Alicia, to dwudziestoletnia genialna matematyczka i skrzypaczka. Zgłasza się do szpitala psychiatrycznego Stella Maris. Dziewczynę nawiedzają trudne do określenia postaci. Każda z nich jest analogiczna do jej aktualnego stanu psychicznego. Alicia prowadzi intelektualną dysputę ze swoim psychoterapeutą. Poruszają tematy dzieciństwa, filozofii, ukochanej przez dziewczynę matematyki i muzyki. Bohaterka książki kocha liczby, ale kocha też nuty, w których upatruje matematycznych wzorów. Rozmowa Alicii z lekarzem to intelektualny, sięgający głębokich ran i poważnych tematów, przeplatanych przyziemnymi wstawkami dialog. Jedynie, o czym nie chce rozmawiać, jest historia jej brata, Bobby’ego…
“Stella Maris” to mistrzowska powieść, genialnie rozpisany dialog dwóch silnych osobowości. Postaci w intelektualnej przepychance czasami zajmują wspólny front, żeby za moment zmienić go i stanąć po dwóch stronach barykady. Alicia opancerzona jest w zbroję stworzoną z sarkazmu, pod którą kryje się wrażliwa i przepełniona bólem postać. Jako pacjentka, często stawia się na równi z lekarzem, próbując wciągnąć go w jego własną, psychoanalityczną “grę”.
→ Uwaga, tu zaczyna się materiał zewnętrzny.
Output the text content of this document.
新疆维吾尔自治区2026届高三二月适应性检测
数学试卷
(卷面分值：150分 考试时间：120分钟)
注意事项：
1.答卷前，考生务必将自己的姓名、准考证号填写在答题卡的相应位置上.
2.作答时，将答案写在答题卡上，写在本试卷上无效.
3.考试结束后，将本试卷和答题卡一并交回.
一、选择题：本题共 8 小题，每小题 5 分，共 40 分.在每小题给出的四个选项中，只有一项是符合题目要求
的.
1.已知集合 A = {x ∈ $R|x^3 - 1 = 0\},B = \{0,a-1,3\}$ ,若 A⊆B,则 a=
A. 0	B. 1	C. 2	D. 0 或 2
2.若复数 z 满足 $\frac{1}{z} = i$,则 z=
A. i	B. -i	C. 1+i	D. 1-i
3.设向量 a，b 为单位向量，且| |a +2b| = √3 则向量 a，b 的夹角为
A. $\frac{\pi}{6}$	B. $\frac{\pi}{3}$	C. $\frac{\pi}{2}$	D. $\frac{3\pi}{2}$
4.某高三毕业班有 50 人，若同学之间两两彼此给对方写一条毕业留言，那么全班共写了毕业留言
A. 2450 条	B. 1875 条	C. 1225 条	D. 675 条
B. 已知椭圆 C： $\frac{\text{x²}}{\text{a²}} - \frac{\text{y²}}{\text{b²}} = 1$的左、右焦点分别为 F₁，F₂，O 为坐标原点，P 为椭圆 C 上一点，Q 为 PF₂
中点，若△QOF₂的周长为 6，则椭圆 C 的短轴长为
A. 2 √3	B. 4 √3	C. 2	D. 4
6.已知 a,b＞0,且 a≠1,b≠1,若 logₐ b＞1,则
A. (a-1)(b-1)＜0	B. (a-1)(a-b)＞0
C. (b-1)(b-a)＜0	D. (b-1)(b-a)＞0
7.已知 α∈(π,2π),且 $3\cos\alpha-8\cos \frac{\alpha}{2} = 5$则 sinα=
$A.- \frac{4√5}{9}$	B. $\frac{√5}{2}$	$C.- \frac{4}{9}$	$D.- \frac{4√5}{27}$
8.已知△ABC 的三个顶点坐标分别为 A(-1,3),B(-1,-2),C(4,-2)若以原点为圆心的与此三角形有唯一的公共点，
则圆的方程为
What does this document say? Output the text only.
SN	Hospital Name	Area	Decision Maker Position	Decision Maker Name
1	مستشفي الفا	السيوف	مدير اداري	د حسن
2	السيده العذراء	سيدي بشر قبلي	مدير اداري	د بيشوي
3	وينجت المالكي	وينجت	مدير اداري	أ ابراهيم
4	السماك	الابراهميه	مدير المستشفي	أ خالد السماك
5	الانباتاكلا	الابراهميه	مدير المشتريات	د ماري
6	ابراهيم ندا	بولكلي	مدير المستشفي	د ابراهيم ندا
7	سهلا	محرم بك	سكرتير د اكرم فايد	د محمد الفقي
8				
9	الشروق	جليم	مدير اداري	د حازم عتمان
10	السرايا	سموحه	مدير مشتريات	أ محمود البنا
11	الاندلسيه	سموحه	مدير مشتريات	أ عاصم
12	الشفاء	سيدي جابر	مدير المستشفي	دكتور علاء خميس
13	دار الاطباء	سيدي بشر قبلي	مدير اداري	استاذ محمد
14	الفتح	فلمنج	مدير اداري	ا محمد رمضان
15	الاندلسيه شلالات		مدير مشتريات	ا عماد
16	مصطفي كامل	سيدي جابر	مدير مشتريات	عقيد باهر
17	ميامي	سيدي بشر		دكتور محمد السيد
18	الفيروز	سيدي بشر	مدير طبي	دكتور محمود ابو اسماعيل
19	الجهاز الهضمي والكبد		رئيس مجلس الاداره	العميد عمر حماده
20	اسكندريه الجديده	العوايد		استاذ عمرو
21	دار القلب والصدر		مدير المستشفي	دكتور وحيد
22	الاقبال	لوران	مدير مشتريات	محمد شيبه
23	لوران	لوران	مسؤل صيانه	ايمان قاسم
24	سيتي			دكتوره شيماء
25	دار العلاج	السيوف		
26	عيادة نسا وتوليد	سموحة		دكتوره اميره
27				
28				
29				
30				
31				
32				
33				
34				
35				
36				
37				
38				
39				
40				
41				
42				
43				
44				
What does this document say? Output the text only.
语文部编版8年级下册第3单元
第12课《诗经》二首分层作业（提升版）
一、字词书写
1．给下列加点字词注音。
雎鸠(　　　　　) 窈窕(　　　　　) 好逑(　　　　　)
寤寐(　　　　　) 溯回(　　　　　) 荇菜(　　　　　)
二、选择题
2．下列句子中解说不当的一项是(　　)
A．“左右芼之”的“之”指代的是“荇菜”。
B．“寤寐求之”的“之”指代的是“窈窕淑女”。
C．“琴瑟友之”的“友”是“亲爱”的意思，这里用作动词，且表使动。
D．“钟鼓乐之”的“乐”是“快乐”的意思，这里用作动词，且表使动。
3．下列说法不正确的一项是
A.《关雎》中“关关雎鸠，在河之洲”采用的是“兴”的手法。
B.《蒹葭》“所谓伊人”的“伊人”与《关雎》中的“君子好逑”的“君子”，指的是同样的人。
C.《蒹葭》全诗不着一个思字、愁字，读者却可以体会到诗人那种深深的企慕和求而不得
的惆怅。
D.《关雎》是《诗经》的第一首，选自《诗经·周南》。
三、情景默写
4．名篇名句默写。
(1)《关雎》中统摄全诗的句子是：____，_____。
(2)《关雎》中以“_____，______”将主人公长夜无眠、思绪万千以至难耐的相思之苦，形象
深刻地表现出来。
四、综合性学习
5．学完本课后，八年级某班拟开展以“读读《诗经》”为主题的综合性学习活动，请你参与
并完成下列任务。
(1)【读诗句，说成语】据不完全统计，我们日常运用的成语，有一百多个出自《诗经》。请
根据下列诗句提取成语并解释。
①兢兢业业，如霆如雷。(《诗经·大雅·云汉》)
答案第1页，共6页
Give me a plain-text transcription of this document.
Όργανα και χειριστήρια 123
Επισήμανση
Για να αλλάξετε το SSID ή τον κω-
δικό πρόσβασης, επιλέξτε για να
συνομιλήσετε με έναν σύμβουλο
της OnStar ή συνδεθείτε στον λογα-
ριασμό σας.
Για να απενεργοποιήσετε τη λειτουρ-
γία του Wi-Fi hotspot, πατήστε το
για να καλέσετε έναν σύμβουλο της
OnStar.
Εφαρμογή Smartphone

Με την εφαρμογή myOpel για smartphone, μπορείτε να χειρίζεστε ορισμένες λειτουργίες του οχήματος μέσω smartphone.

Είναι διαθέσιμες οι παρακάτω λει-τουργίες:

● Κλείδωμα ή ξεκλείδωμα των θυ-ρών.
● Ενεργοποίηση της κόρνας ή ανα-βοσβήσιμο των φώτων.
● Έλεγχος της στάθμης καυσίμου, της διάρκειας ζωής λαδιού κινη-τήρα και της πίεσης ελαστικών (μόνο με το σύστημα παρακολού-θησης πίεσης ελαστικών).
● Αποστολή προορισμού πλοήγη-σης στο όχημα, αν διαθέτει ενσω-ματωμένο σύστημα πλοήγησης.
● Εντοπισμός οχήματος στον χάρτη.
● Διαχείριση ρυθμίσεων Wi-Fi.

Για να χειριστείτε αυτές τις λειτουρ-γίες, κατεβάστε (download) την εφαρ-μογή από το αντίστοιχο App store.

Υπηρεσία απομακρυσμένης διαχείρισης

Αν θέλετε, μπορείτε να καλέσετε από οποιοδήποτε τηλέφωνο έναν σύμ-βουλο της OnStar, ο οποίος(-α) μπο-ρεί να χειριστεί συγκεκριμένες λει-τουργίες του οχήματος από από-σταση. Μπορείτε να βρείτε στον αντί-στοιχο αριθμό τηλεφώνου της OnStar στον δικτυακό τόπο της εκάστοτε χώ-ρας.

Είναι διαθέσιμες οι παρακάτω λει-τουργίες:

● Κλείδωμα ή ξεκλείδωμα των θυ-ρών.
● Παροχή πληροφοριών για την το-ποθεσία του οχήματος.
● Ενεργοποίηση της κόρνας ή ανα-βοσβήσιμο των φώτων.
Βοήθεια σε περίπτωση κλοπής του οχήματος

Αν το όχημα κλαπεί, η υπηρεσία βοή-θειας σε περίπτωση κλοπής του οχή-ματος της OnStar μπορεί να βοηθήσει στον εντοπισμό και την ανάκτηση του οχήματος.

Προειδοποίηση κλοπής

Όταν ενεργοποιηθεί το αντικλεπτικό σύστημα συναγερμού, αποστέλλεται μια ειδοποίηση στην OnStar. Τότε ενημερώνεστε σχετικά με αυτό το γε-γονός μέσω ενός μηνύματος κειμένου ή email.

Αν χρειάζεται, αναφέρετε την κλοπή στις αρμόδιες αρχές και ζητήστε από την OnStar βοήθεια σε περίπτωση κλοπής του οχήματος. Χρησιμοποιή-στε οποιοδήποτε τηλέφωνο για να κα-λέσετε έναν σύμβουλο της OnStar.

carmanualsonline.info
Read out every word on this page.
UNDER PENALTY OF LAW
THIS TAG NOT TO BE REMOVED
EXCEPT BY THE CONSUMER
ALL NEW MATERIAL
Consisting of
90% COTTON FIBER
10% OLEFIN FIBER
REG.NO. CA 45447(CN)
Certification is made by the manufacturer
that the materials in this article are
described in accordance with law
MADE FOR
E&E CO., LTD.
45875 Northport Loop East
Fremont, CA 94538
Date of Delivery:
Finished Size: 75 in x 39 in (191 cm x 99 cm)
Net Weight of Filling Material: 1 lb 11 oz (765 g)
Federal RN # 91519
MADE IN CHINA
To nie jest książka z wartką akcją, to książka, w której prym wiedzie słowo. Cormac McCarthy stworzył językowe mistrzostwo, po którym się wręcz płynie. Dialog, od którego nie można się oderwać. Autor w wyrażaniu emocji poprzez interpunkcję jest minimalistą. Nie zaburza nimi emocjonalnego przekazu...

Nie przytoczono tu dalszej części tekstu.